“Emergenesis: Genetic Traits That May Not Run in Families § Genius”, D. T. Lykken, Matthew McGue, A. Tellegen, T. J. Bouchard1992 (, , ; similar)⁠:

[Further discussion of “emergenesis” and relationship to genius: why are geniuses, while sometimes clearly affiliated with entire clans, so sporadic even within those? This is difficult to explain on any environmental or simple additive genetic grounds, suggesting that it may require entire complexes of exactly aligned genes and environmental factors.]

Human genius has always been a problem for both environmentalists and hereditarians to understand (Galton1869; Kroeber1944; Simonton1988). There have been families of genius, of course—the Bernoullis and the Baths, the Darwins and the Huxleys, the musical Marsalis family—but it is the solitary genius, rising like a great oak in a forest of scrub and bramble, who challenges our understanding. Carl Friedrich Gauss, ranked with Archimedes and Newton as one of the “princes of mathematics”, had uneducated parents. His mother was illiterate, yet the boy had taught himself to read and to do simple arithmetic by the time he was 3 years old (Buhler1981).
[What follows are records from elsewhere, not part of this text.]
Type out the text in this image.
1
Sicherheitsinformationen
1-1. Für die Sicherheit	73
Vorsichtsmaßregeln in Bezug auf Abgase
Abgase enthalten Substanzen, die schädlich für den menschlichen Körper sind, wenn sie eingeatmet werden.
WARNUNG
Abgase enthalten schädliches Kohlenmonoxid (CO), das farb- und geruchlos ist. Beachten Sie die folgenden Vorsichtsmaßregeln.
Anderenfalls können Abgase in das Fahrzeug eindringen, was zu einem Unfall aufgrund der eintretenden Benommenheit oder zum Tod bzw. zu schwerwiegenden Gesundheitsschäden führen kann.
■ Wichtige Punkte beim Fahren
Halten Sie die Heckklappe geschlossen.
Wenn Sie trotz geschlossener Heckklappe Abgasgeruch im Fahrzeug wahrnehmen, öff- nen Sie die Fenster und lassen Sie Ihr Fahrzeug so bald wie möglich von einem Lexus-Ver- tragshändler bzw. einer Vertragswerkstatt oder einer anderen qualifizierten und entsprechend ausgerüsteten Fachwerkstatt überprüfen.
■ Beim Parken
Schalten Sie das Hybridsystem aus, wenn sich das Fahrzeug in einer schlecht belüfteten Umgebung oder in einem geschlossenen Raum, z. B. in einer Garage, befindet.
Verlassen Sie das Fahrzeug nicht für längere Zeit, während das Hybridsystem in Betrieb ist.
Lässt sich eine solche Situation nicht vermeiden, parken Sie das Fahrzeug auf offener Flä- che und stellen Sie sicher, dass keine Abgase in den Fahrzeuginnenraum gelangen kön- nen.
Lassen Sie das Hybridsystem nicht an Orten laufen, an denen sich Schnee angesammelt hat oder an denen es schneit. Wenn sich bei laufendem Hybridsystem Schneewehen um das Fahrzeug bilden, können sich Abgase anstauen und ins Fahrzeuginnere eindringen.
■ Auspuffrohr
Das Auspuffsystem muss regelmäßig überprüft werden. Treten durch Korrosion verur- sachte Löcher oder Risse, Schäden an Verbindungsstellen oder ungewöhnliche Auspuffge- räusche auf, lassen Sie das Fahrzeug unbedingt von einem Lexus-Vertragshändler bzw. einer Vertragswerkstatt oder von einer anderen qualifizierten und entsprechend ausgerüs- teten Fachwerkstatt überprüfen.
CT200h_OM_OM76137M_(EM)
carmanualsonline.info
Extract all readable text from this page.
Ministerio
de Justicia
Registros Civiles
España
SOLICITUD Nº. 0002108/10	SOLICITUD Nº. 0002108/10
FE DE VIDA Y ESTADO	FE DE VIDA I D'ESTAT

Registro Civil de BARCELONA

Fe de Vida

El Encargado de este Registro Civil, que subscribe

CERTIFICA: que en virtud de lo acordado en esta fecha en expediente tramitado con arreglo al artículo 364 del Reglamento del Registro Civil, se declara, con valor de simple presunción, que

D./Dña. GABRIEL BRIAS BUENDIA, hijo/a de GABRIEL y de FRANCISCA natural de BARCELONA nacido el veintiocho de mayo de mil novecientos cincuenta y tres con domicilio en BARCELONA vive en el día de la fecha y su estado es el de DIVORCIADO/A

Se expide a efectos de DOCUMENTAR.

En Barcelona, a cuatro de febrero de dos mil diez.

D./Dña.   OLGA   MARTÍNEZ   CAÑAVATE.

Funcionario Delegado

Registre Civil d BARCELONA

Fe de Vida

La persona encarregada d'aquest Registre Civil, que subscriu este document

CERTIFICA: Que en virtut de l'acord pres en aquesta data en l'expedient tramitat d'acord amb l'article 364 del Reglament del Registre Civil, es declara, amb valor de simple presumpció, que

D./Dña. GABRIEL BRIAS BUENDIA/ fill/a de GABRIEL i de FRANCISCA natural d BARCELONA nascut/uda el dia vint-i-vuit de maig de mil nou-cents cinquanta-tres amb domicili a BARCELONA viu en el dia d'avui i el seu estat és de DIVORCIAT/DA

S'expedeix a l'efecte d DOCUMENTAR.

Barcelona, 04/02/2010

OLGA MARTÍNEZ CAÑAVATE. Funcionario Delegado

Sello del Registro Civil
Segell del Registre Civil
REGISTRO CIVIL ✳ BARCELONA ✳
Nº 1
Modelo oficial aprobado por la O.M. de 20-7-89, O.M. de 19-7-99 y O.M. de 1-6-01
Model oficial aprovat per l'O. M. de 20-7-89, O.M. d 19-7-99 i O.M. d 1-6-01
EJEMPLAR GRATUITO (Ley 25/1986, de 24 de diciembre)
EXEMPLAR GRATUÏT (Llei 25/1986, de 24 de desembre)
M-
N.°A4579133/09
…Suppose that Gauss or Ramanujan had been born with a healthy MZ twin who was spirited away to be reared by some country parson in Oxfordshire. Barring cholera or other accident, is it not likely that the parson’s surname too would now be immortal? Ramanujan died young without offspring; his parents and one brother apparently were unexceptional. Although Gauss provided rich stimulation and opportunity for his six offspring (by two different and highly cultivated wives), none of them distinguished themselves.2 But if the genius of these men was prefigured in their genes, why was it never manifested elsewhere in their lineage? The answer is, we think, that genius consists of unique configurations of attributes that cannot be transmitted in half helpings.